Repeating her triumph of nine years ago, Barbara Robertson offers the same demure, dangerous Medea. She deserves a patent for her power to persuade; under her character’s ceremonial gowns, pancake makeup, and exaggerated facial expressions lies a cunning, angry woman who can laugh and cry in the same breath. When, echoing a cruel remark of Jason’s, she screams, “Our marriage never existed!” we know she’s capable of anything. Whether draped in the golden sashes she weaves into a magic gown or engulfed by demons who bathe her in the gore of her dead children, this reptilian Medea is the center of her own spell; her infanticide (of smiling dolls manipulated with frightening realism by the koken) is the act of a robot woman with no power over her hate.
Compared to his melodramatic travesties Stage Blood and The Mystery of Irma Vep, Ludlam’s Medea is strangely subdued, daring but faithful to the plot (here nicely compressed into 50 minutes) and relatively free of flippancy.
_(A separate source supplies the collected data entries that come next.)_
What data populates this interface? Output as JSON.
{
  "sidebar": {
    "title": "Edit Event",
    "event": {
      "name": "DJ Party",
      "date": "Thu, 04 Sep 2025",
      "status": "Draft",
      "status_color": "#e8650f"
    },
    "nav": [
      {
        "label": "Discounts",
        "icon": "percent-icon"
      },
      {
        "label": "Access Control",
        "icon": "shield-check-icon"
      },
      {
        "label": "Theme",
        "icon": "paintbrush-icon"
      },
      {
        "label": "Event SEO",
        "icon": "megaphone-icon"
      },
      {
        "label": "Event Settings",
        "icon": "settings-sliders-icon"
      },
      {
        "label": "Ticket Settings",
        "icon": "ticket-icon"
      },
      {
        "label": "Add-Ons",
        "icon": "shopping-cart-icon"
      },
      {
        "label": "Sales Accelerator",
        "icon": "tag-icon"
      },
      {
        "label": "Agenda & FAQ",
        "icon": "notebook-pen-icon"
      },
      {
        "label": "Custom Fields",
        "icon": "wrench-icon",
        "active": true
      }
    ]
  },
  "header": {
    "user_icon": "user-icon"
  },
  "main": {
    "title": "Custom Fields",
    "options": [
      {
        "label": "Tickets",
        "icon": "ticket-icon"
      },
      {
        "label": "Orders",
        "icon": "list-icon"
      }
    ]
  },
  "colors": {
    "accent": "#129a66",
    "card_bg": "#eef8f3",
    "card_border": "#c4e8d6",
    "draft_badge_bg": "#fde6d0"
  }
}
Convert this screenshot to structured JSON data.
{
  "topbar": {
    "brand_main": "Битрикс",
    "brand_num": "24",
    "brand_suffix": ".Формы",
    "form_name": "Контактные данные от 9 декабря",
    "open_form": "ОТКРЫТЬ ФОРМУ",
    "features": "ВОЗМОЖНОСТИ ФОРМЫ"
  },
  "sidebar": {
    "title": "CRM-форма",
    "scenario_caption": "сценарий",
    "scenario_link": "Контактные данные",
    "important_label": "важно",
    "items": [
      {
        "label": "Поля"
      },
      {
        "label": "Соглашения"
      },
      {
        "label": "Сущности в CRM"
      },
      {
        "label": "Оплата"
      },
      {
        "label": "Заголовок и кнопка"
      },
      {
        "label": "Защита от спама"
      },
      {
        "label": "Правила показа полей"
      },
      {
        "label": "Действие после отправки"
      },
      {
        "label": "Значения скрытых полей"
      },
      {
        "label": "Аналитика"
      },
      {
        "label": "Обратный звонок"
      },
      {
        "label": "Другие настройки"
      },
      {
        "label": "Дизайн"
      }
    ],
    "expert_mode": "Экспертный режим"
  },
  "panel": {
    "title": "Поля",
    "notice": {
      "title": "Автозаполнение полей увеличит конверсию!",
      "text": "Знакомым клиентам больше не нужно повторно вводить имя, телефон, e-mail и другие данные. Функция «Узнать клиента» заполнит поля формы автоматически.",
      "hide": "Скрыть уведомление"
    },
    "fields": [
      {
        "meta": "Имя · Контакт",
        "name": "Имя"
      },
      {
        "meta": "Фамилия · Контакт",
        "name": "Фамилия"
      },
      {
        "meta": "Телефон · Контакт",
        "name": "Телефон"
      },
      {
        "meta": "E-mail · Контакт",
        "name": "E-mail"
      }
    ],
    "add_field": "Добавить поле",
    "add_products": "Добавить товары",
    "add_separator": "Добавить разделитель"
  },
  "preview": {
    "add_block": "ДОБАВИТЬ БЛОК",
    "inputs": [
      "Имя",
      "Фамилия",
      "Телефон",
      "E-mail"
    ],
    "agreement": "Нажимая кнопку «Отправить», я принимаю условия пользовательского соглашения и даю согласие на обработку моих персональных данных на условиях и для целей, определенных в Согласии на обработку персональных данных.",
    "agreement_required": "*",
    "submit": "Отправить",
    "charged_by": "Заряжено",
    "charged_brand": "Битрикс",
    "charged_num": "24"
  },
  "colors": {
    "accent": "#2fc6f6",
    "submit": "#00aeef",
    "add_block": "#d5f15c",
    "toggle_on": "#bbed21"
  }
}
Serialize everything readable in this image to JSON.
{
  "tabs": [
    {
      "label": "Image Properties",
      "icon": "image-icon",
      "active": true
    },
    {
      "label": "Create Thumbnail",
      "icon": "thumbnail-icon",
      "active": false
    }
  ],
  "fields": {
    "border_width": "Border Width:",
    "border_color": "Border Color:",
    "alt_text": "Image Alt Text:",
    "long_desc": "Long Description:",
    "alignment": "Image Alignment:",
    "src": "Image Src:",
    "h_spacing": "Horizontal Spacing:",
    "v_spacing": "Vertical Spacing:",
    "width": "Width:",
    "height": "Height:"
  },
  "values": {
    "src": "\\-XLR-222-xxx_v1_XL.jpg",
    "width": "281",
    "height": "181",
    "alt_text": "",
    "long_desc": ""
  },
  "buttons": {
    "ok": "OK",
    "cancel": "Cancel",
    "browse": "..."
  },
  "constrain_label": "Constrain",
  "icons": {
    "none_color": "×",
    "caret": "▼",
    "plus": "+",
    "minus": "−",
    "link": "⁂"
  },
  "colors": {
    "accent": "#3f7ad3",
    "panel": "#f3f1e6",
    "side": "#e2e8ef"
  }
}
Above all it’s a vehicle for whoever plays Medea.
Outwardly as outrageous as any of Ludlam’s spoofs, Cyclops is actually much less ambitious or original. As satire it’s thin gruel, merely transplanting the Pentagon’s atavistic gays-in-the-military policy to Greek times. And it’s easy to read it the wrong way; the satyrs don’t regret losing their sexuality and an unenlightened Odysseus remains a straight arrow. It’s hard to find a point of view here, let alone the authors’ intent. What you do get is a frenetic frat show that seems nastier than it is.